Rapport du Sénat sur la paupérisation de l’enseignement de l’art à l’école
Les mesures de démocratisation culturelle ne peuvent prendre tout leur sens que si elles s'accompagnent d'un effort significatif pour développer les enseignements artistiques.
La familiarisation avec les oeuvres d'art et les lieux du patrimoine dès l'âge scolaire est nécessaire pour susciter une modification des comportements sociaux susceptible de permettre une véritable égalité de tous devant la culture.
Or, en ce domaine, la France accuse un retard certain par rapport aux autres pays européens, qu'il s'agisse de l'Italie pour l'enseignement de l'histoire de l'art ou des pays scandinaves en matière d'initiation à la pratique artistique à l'école. On estime à environ 3 % seulement la part des élèves bénéficiant d'un enseignement artistique.
Ces objectifs continuent cependant de correspondre à une attente des jeunes, attente dont témoignait l'enquête préalable à la réforme des lycées.

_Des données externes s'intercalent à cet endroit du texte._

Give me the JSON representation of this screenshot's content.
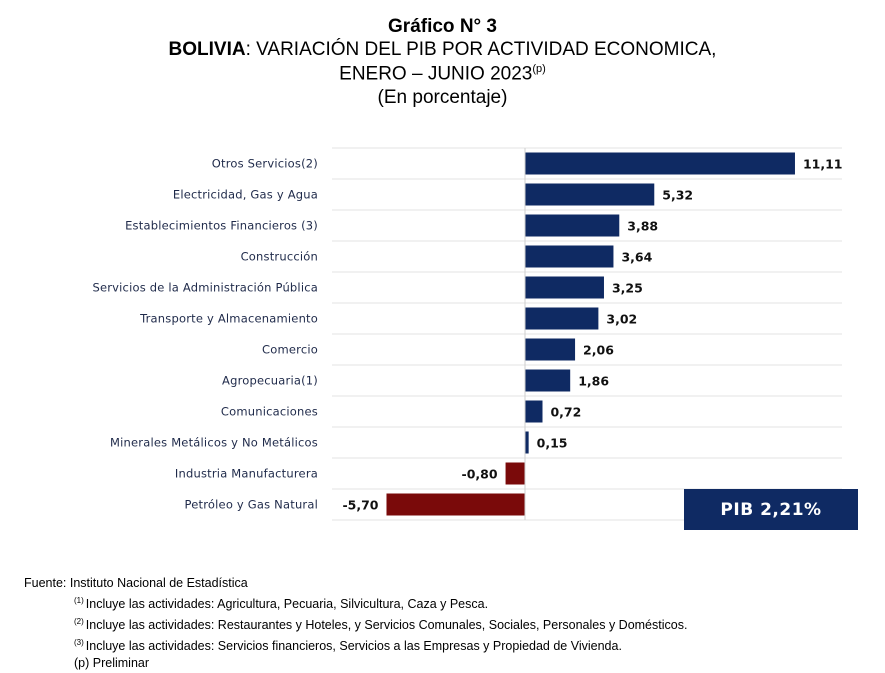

Néanmoins, force est de constater qu'aujourd'hui les efforts pour généraliser les enseignements artistiques sont moins le fait de l'Etat, dont l'action apparaît à la fois insuffisante et mal coordonnée entre les différents ministères compétents, que des collectivités locales qui ont développé un réseau très dense d'écoles qui, par ses caractéristiques, correspond cependant encore imparfaitement aux objectifs de démocratisation culturelle.
Les crédits consacrés aux enseignements artistiques.
Plusieurs mesures inscrites au projet de budget témoignent de la volonté d'intensifier la politique conduite par le ministère de la culture en ce domaine. Votre rapporteur s'en félicite même s'il constate que beaucoup reste à faire, notamment en milieu scolaire où les retards sont considérables.
Les enseignements et pratiques artistiques en milieu scolaire
Les enseignements obligatoires
Les difficultés auxquelles se heurte le ministère de la culture dans la conduite d'une politique de développement des enseignements artistiques résident pour une large part dans les limites fixées à ses compétences. C'est le cas notamment pour les enseignements obligatoires, qui relèvent essentiellement du ministère de l'éducation nationale.